На самом деле в этой достаточно известной цитате сформулированы постулаты нового театрального языка — открытия Толстого-драматурга. С одной стороны, «Власть тьмы» представляет собой почти в чистом виде Аристотелеву трагедию со своей основной задачей потрясти и очистить душу зрителя, с другой же — бытовую драму, в которой нет места аллегории, сказочности, но есть множество жизненных подробностей, деталей быта и присутствует назидательность.
Полное название пьесы «Власть тьмы, или Коготок увяз, всей птичке пропасть» — многозначно; первая его часть заимствована из Евангелия («Теперь ваше время и власть тьмы», — говорит Христос стражникам, пришедшим за ним), вторая являет собой одну из пословиц, которыми так щедро пользовался Толстой в названиях своих назидательных рассказов. А потому, как верно замечает Е. И. Полякова, «современную трагедию он видит пьесой-проповедью, пьесой-притчей о великом грешнике. Это уже не простенькая притча о вреде пьянства, но именно трагедия, воплощение судьбы человека, погубившего свою жизнь. Она предназначена народному театру, будь то театр Денисенко, или Лентовского, или балаганы Девичьего поля. Зрителям этого театра адресуется поучение и назидание, всем понятное, обозначенное в полном названии».
И здесь необходимо заметить, что первая часть названия — «Власть тьмы» — выражает не только религиозную мысль Толстого, но и философскую: неслучайно одновременно с этой пьесой задумана другая, с условным названием «Свет мира» (впоследствии она будет названа евангельской фразой «И свет во тьме светит»). Для Толстого «тьма» — понятие нравственное: власть диких, слепых, звериных инстинктов над человеком, не находящим в себе сил для противостояния, потому что тьма эта наступает на него не только из внешнего мира, но и из внутреннего, захваченного в плен дьяволом. Эта трагедия распавшихся устоев, вековых традиций нравственной (а значит — естественной) жизни, и понятие «греха» предстает во «Власти тьмы» многозначно и, главное, «заразительно», завораживающе.
Грех для Толстого не есть некий безнравственный поступок. Грех для него — затягивающий в свое нутро процесс, который разрастается, подобно диким зарослям, охватывая все большее и большее пространство душ человеческих. Это тяжкая цепь, это безысходность… Но, как отмечает Е. И. Полякова, «Власть тьмы» — это и «трагедия нравственного возрождения, где свет побеждает тьму, потому что каждый человек имеет возможность раскаяния и просветления».

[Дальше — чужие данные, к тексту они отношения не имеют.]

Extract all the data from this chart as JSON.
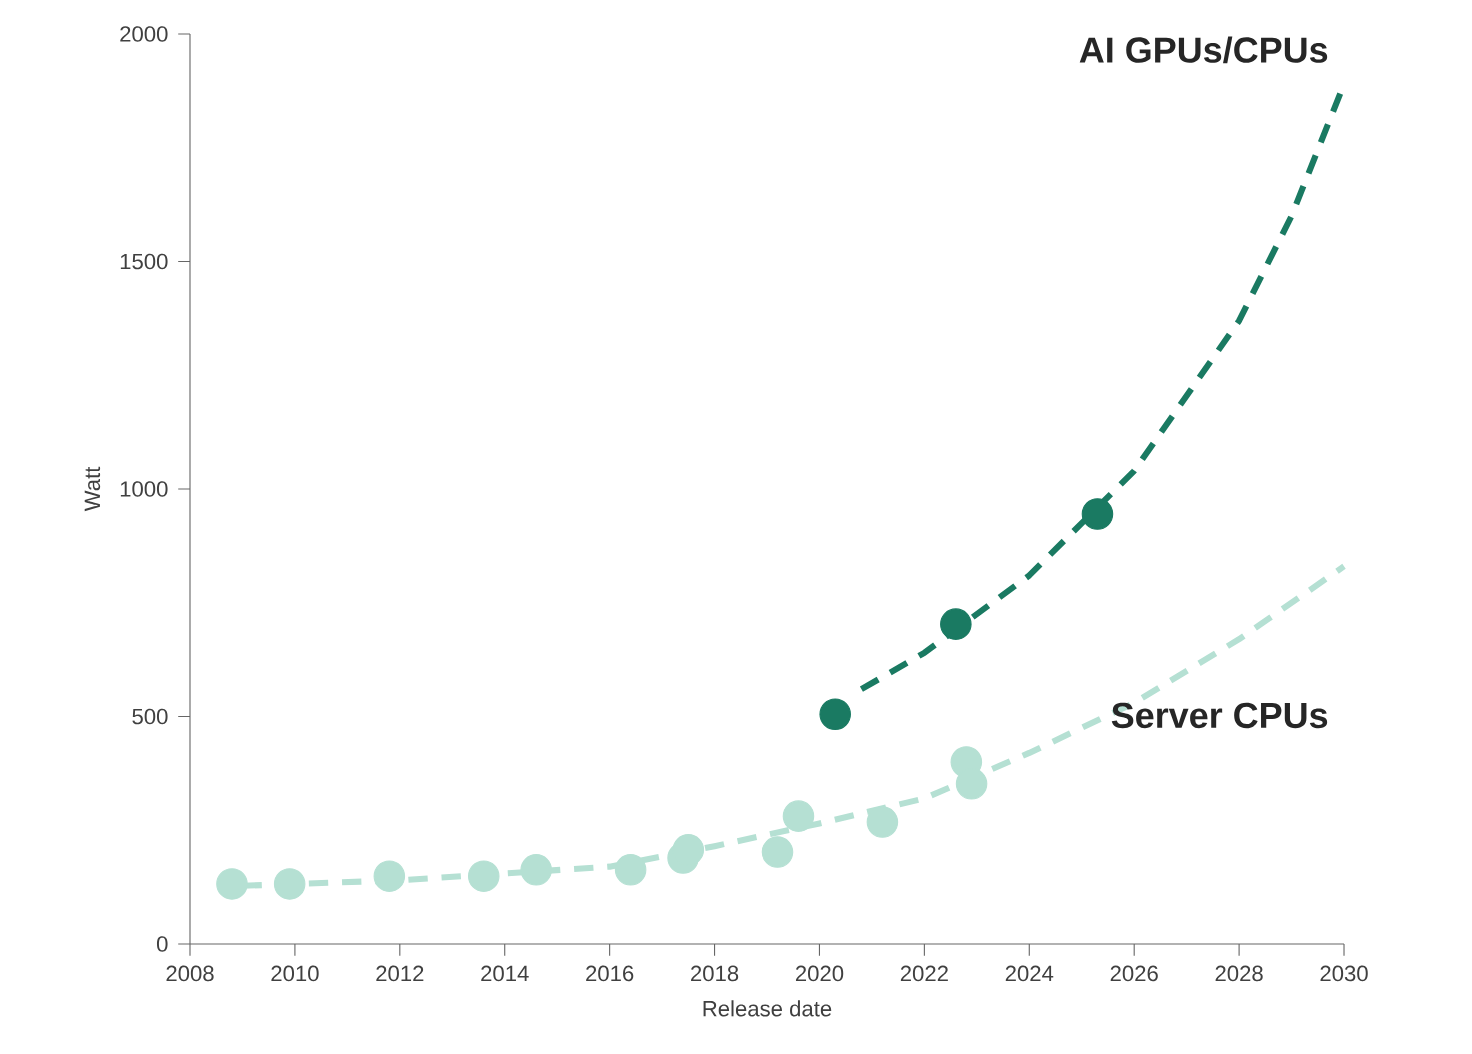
{
  "chart_data": {
    "type": "scatter",
    "xlabel": "Release date",
    "ylabel": "Watt",
    "xlim": [
      2008,
      2030
    ],
    "xticks": [
      2008,
      2010,
      2012,
      2014,
      2016,
      2018,
      2020,
      2022,
      2024,
      2026,
      2028,
      2030
    ],
    "ylim": [
      0,
      2000
    ],
    "yticks": [
      0,
      500,
      1000,
      1500,
      2000
    ],
    "grid": false,
    "legend": false,
    "series": [
      {
        "marker": "circle",
        "color": "#b5e0d3",
        "x": [
          2008.8,
          2009.9,
          2011.8,
          2013.6,
          2014.6,
          2016.4,
          2017.4,
          2017.5,
          2019.2,
          2019.6,
          2021.2,
          2022.8,
          2022.9
        ],
        "values": [
          132,
          132,
          149,
          149,
          163,
          163,
          189,
          207,
          202,
          281,
          268,
          400,
          352
        ]
      },
      {
        "type": "line",
        "name": "Server CPUs",
        "color": "#b5e0d3",
        "line_style": "dashed",
        "x": [
          2009,
          2012,
          2016,
          2018,
          2020,
          2022,
          2024,
          2026,
          2028,
          2030
        ],
        "values": [
          128,
          140,
          170,
          215,
          265,
          320,
          420,
          530,
          670,
          830
        ]
      },
      {
        "marker": "circle",
        "color": "#1a7a62",
        "x": [
          2020.3,
          2022.6,
          2025.3
        ],
        "values": [
          505,
          703,
          945
        ]
      },
      {
        "type": "line",
        "name": "AI GPUs/CPUs",
        "color": "#1a7a62",
        "line_style": "dashed",
        "x": [
          2020.8,
          2022,
          2024,
          2026,
          2028,
          2029,
          2030
        ],
        "values": [
          560,
          640,
          810,
          1040,
          1370,
          1600,
          1890
        ]
      }
    ]
  }
}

Впрочем, здесь можно было бы и поспорить с исследователем. Возможность «раскаяния и просветления» Толстой дарит в полной мере лишь Никите, но не Анисье и не Матрене.
Почему?
Не потому ли, что Никита шел на поводу тех, кто жестоко обдумал свои безнравственные поступки и попытался избежать последствия страшных грехов: отравления мужа, убийства новорожденного ребенка? На поводу тех, кто готов был продолжать жить дальше, неся на себе эти грехи?
А, может быть, потому, что здесь сказалось то, давнее отношение Толстого к эмансипированным женщинам, забывшим свой долг?
Сложно было бы причислить Анисью или Матрену к «жоржзандкам», но их природная дремучесть привела, фактически, к тому же, к чему давно пришли их городские эмансипированные предшественницы: к жизни, не ведающей, что есть грех…
В том же 1886 году «Власть тьмы» была опубликована и вызвала бурю эмоций. «Это такая потрясающая правда, такая беспощадная сила воспроизведения жизни», — говорил Толстому И. Репин, выражая мнение почти всех современников. Надо было, чтобы прошли десятилетия, чтобы возникла необходимая временная дистанция, с которой многое видится куда более отчетливо, чтобы в 1908 году, в дни восьмидесятилетия Толстого, Корней Чуковский сказал: «Толстой как бы контрабандой провозит под флагом отрицания жизни то, что на самом деле есть жадность к жизни и стремление зачерпнуть еще, и еще, и еще, целыми пригоршнями от бегущего, как река, бытия.